What are the highest-yield topics?
Highest-yield topics include USPSTF 2021 CRC screening (45-75), USMSTF 2020 polyp surveillance intervals, ADR/cecal intubation/withdrawal time quality metrics, BBPS bowel prep, ASGE 2022 periprocedural anticoagulation (DOAC 24-48 hr hold), ASGE 2015 antibiotic prophylaxis, Forrest classification for PUD bleeding, Prague C&M and Seattle protocol for Barrett, Rockall/Glasgow-Blatchford, Chicago Classification 4.0 for achalasia, Elmunzer rectal indomethacin for PEP prophylaxis, Fukuoka IPMN worrisome features, and FDA 2022 duodenoscope disposable tip transition.
How should I study for this exam?
Use a structured 6-12 month plan layered on active endoscopic practice.
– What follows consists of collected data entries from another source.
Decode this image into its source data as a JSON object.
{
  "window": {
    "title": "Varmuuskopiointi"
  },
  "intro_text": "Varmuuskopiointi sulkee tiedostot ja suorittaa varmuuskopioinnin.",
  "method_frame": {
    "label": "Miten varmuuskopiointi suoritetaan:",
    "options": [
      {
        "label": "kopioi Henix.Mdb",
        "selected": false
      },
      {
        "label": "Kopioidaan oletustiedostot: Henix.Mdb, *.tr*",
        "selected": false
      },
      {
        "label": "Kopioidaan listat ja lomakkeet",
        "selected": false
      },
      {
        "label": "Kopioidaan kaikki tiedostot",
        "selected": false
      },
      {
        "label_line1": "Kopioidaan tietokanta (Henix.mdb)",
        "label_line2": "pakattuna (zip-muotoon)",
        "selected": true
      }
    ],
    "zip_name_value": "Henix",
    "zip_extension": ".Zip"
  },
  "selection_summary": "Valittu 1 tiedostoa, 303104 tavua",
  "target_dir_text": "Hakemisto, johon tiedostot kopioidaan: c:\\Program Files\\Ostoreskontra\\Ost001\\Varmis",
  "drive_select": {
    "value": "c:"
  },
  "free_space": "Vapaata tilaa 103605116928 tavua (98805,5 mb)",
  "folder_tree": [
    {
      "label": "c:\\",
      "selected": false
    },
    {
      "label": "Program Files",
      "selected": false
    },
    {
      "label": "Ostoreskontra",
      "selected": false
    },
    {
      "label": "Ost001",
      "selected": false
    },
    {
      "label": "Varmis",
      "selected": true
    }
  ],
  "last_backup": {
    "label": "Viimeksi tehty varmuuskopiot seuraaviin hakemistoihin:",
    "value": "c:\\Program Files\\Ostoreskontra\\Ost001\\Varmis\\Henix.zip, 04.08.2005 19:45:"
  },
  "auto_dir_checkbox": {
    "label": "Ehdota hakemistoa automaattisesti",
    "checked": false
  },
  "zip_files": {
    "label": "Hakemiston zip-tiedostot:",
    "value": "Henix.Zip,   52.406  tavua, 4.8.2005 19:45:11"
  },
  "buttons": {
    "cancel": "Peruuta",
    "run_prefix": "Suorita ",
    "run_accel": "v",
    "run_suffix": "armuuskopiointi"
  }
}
Map to the BCGE content outline: begin with pre-procedure assessment and sedation, then colonoscopy and upper endoscopy, followed by ERCP and EUS, and finally complications, capsule/enteroscopy, quality, infection control, ethics, and pediatric topics. Integrate ASGE/ACG guidelines, Sleisenger and Fordtran's, Cotton/Leung ERCP, and high-volume MCQ practice. Complete 2-3 full-length timed mock exams. Drill guideline citations, scores, and endoscopic image recognition.